Multi-Agent Isolation¶
Agent isolation is the core security property of the system. It ensures each specialist forms independent judgments without influence from other agents.
Isolation model¶
Each specialist agent runs in its own context and receives only the delimited code under review plus its own prompt. Output goes through validate-output.sh for structural validation, then detect-convergence.sh checks if the finding set has stabilized. If not, the agent iterates. Budget tracking runs as a parallel monitor.

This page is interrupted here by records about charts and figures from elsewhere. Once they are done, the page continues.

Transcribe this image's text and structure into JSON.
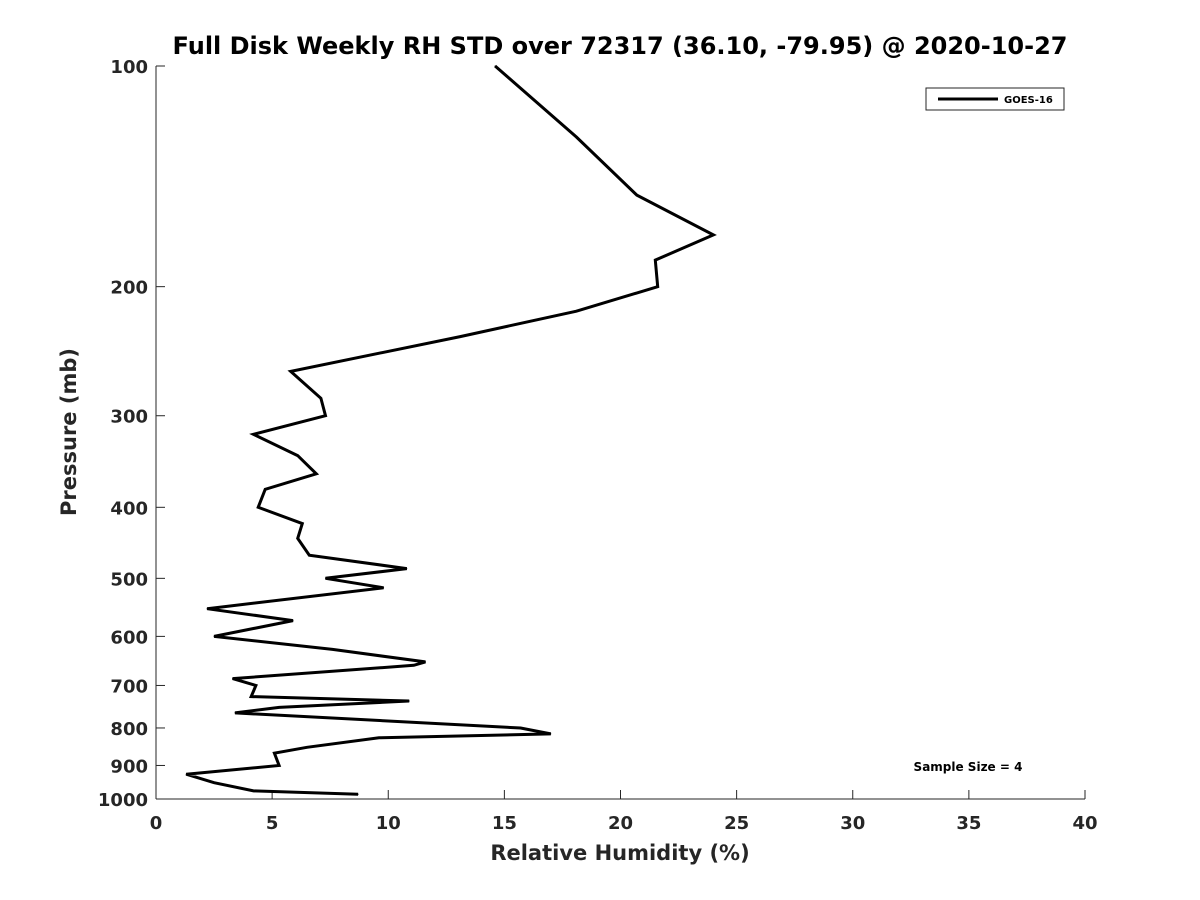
{
  "chart_data": {
    "type": "line",
    "title": "Full Disk Weekly RH STD over 72317 (36.10, -79.95) @ 2020-10-27",
    "xlabel": "Relative Humidity (%)",
    "ylabel": "Pressure (mb)",
    "xlim": [
      0,
      40
    ],
    "ylim": [
      100,
      1000
    ],
    "yscale": "log",
    "y_reversed": true,
    "grid": false,
    "legend_position": "top-right",
    "x_ticks": [
      "0",
      "5",
      "10",
      "15",
      "20",
      "25",
      "30",
      "35",
      "40"
    ],
    "y_ticks": [
      "100",
      "200",
      "300",
      "400",
      "500",
      "600",
      "700",
      "800",
      "900",
      "1000"
    ],
    "series": [
      {
        "name": "GOES-16",
        "color": "#000000",
        "points": [
          [
            14.6,
            100
          ],
          [
            18.1,
            125
          ],
          [
            20.7,
            150
          ],
          [
            24.0,
            170
          ],
          [
            21.5,
            184
          ],
          [
            21.6,
            200
          ],
          [
            18.1,
            216
          ],
          [
            13.1,
            234
          ],
          [
            5.8,
            261
          ],
          [
            7.1,
            284
          ],
          [
            7.3,
            300
          ],
          [
            4.2,
            318
          ],
          [
            6.1,
            340
          ],
          [
            6.9,
            360
          ],
          [
            4.7,
            378
          ],
          [
            4.4,
            400
          ],
          [
            6.3,
            421
          ],
          [
            6.1,
            441
          ],
          [
            6.6,
            465
          ],
          [
            10.8,
            485
          ],
          [
            7.3,
            500
          ],
          [
            9.8,
            515
          ],
          [
            2.2,
            550
          ],
          [
            5.9,
            571
          ],
          [
            2.5,
            600
          ],
          [
            7.6,
            625
          ],
          [
            11.6,
            650
          ],
          [
            11.1,
            657
          ],
          [
            3.3,
            685
          ],
          [
            4.3,
            700
          ],
          [
            4.1,
            725
          ],
          [
            10.9,
            735
          ],
          [
            5.3,
            750
          ],
          [
            3.4,
            763
          ],
          [
            15.7,
            800
          ],
          [
            17.0,
            815
          ],
          [
            9.6,
            825
          ],
          [
            6.5,
            850
          ],
          [
            5.1,
            866
          ],
          [
            5.3,
            900
          ],
          [
            1.3,
            925
          ],
          [
            2.5,
            950
          ],
          [
            4.2,
            975
          ],
          [
            8.7,
            985
          ]
        ]
      }
    ],
    "annotations": [
      "Sample Size = 4"
    ]
  }
}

The diagram shows the code profile agents (5 specialists); the strategy profile uses 6 specialists with the same isolation model.
flowchart TB
subgraph Isolation["Isolated Agent Contexts"]
direction LR
SEC["SEC\nSecurity\nAuditor"]
PERF["PERF\nPerformance\nAnalyst"]
QUAL["QUAL\nCode Quality\nReviewer"]
CORR["CORR\nCorrectness\nVerifier"]
ARCH["ARCH\nArchitecture\nReviewer"]
end
CODE["Code Under Review"] --> |"delimited input\n(generate-delimiters.sh)"| Isolation
REFS["Reference modules\n(discover_references.py)"] -.-> |"specialist-filtered"| Isolation
SEC --> V1["validate-output.sh"]
PERF --> V2["validate-output.sh"]
QUAL --> V3["validate-output.sh"]
CORR --> V4["validate-output.sh"]
ARCH --> V5["validate-output.sh"]
V1 & V2 & V3 & V4 & V5 --> CONV["detect-convergence.sh"]
CONV --> |"converged"| NEXT["Phase 2"]
CONV --> |"not converged"| Isolation
BUDGET["track-budget.sh"] -.-> |"monitors"| Isolation
style Isolation fill:#f0f4ff,stroke:#4a6fa5
style BUDGET stroke-dasharray: 5 5
style REFS stroke-dasharray: 3 3
How isolation works in Claude Code¶
Claude Code's Agent tool spawns sub-agents as independent processes. Each specialist agent:
- Runs in its own agent context with a fresh conversation
- Receives only the code under review (wrapped in unique delimiters) and its own prompt
- Has no mechanism to access other agents' outputs
- Produces output that goes through the orchestrator before any other agent sees it
The orchestrator (SKILL.md) coordinates all communication. It:
- Spawns agents with isolated inputs
- Collects and validates outputs
- Sanitizes findings before routing them as challenges
- Strips provenance markers and raw output from cross-agent messages
Mediated communication¶
During Phase 2 (challenge round), agents need to see each other's findings to challenge them. This happens through the orchestrator:
flowchart LR
subgraph Orchestrator["Orchestrator (mediates all communication)"]
direction TB
SANITIZE["Sanitize findings\n(strip raw output)"]
AFFINITY["Domain affinity routing\n(route by category)"]
ROUTE["Route challenges\nto relevant specialists"]
COLLECT["Collect defenses"]
SANITIZE --> AFFINITY --> ROUTE
end
SPEC_A["Specialist A\nfindings"] --> SANITIZE
ROUTE --> SPEC_B["Specialist B\nchallenges"]
SPEC_B --> COLLECT
COLLECT --> SPEC_A
style Orchestrator fill:#fff4e6,stroke:#d4a843
style AFFINITY fill:#e8f5e9,stroke:#28a745
Domain affinity routing (green) uses a specialist-to-category mapping to guide challenges to the most relevant reviewer. This is advisory: specialists can still challenge any finding, but the routing hint reduces unnecessary cross-agent token consumption by 40-60%.
Agents never see each other's raw output. They see sanitized finding summaries. This prevents:
- Prompt injection via crafted findings
- Context manipulation through embedded instructions
- Information leakage from one agent's internal reasoning
Delimiter-based input isolation¶
Each specialist receives code wrapped in unique delimiters generated per-session:
Delimiters are:
- Generated randomly per session (not predictable)
- Unique per specialist (different delimiters for each agent)
- Validated in output (agent output cannot contain its own delimiters)
This prevents the reviewed code from containing fake delimiter boundaries that could trick agents into treating injected content as instructions.
Degraded mode (Cursor, AGENTS.md)¶
In tools without sub-agent support, isolation is advisory only:
| Property | Multi-agent (Claude Code) | Single-agent (degraded) |
|---|---|---|
| Context separation | Enforced (separate processes) | Not available (same context) |
| Output sanitization | Enforced (orchestrator strips) | Advisory (agent compliance) |
| Delimiter isolation | Enforced (unique per agent) | Advisory (same context) |
| Provenance verification | Enforced (validated markers) | Not enforced |
| Injection detection | Programmatic (bash scripts) | Depends on shell access |
In degraded mode, the agent role-plays each specialist sequentially. There is no enforcement boundary. The agent is asked to avoid carrying context between personas, but this is not guaranteed.